Contains the IMDB movie assignment I've done, as a part of Executive Post-Graduate Programme in Business Analytics from Upgrad, in collaboration with Loyola Institute of Business Administration(LIBA) Chennai.
You have the data for the 100 top-rated movies from the past decade along with various pieces of information about the movie, its actors, and the voters who have rated these movies online. In this assignment, you will try to find some interesting insights into these movies and their voters, using Python.
-
Go through the data dictionary thoroughly before starting with the assignment. It will give you a good sense of what all the columns represent which is a good practice to follow before proceeding with the analysis.
-
Read through each of the instructions carefully, identify the task to be performed, and only then proceed to write the required code. Don’t perform any incorrect analysis or look for information that isn’t required for the assignment.
-
In some cases, the variable names have already been assigned, and you just need to write code against them. In other cases, the names to be given are mentioned in the instructions. I strongly advise you to use the mentioned names only.
-
Always keep inspecting your data frame after you have performed a particular set of operations.
-
There might be some subtasks which involve the use of functions which you may not have used before. In such cases, you just need to do a simple search on Google/Stack Overflow to gain an understanding of the function. Please understand that solving this assignment is also a learning process and research is a part of this process. I have also provided some links directly in the notebook to make your search easier.
-
Always run the cells of the notebook sequentially/restart the kernel and run all the cells to avoid runtime errors.

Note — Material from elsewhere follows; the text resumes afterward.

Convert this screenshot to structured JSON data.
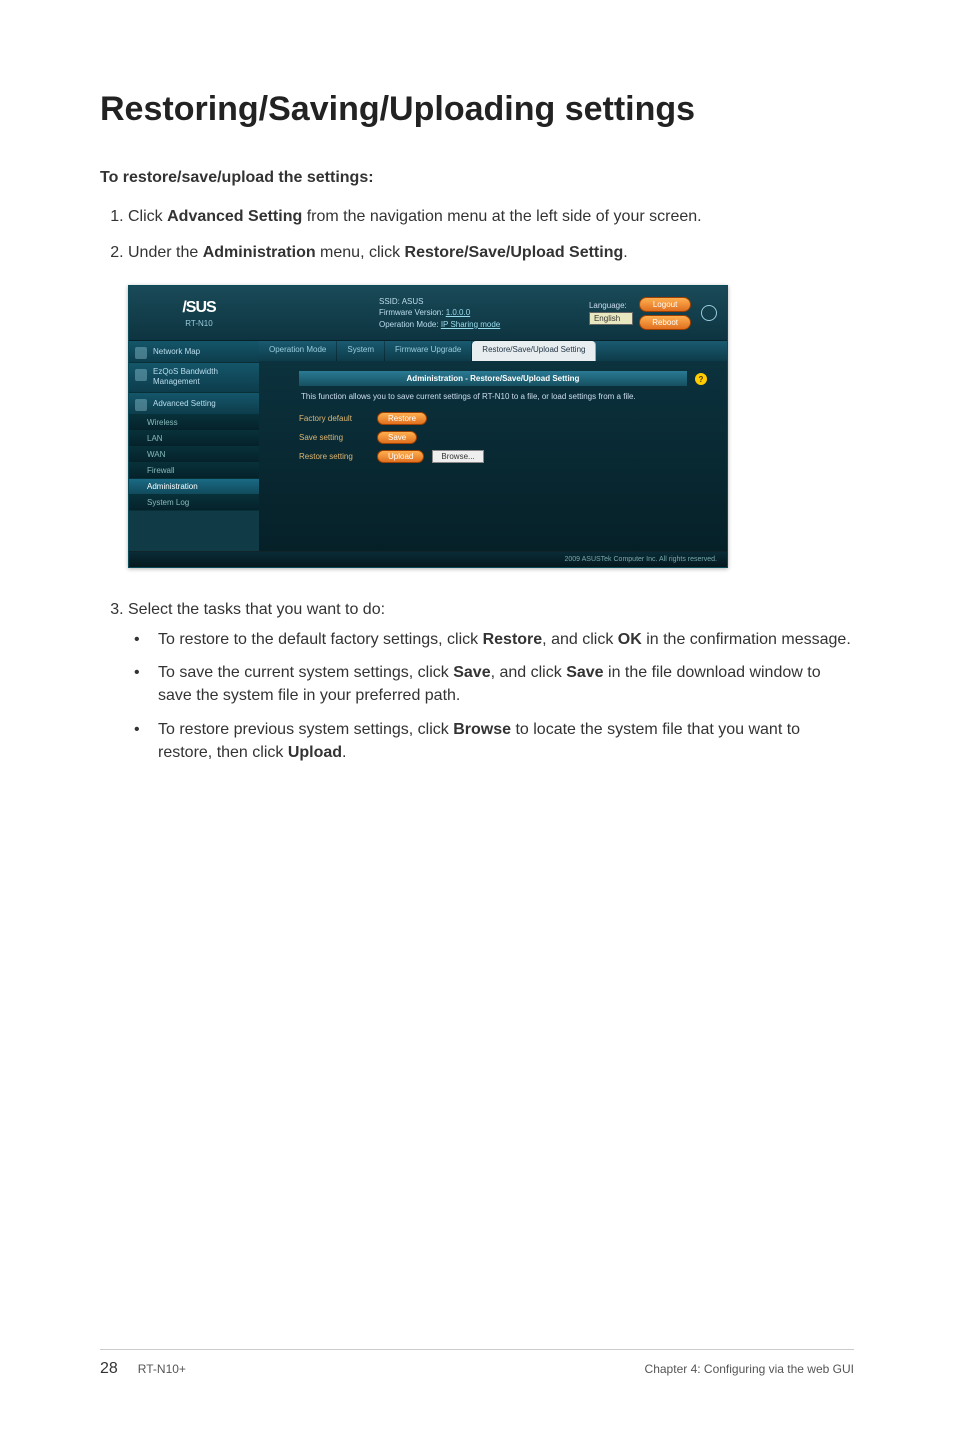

The number of commented cells provided in the notebook is an estimate based on the steps involved in each subtask. You can always add extra cells to the notebook for any additional steps you wish to perform.
-
For plot-related questions, please make sure you are using the appropriate chart size for better readability. Please refer to the links provided in the notebook (can also search for links on your own) in the notebook for better formatting of your charts. If the task involves the comparison of two charts at a time, plot them side by side using subplots to ease the comparison.
-
For the questions that ask you to write your inferences based on a plot, there are no fixed answers for these questions, however, we expect you to write some good pointers and it carries some marks.
-
There are some checkpoints given in the IPython notebook provided. They're just useful pieces of information you can use to check if the result you have obtained after performing a particular task is correct or not.
-
Optional subtasks are given in the notebook for which i haven't given the solution code. Because, I want you to solve those questions after you are done with the assignment as a good practice.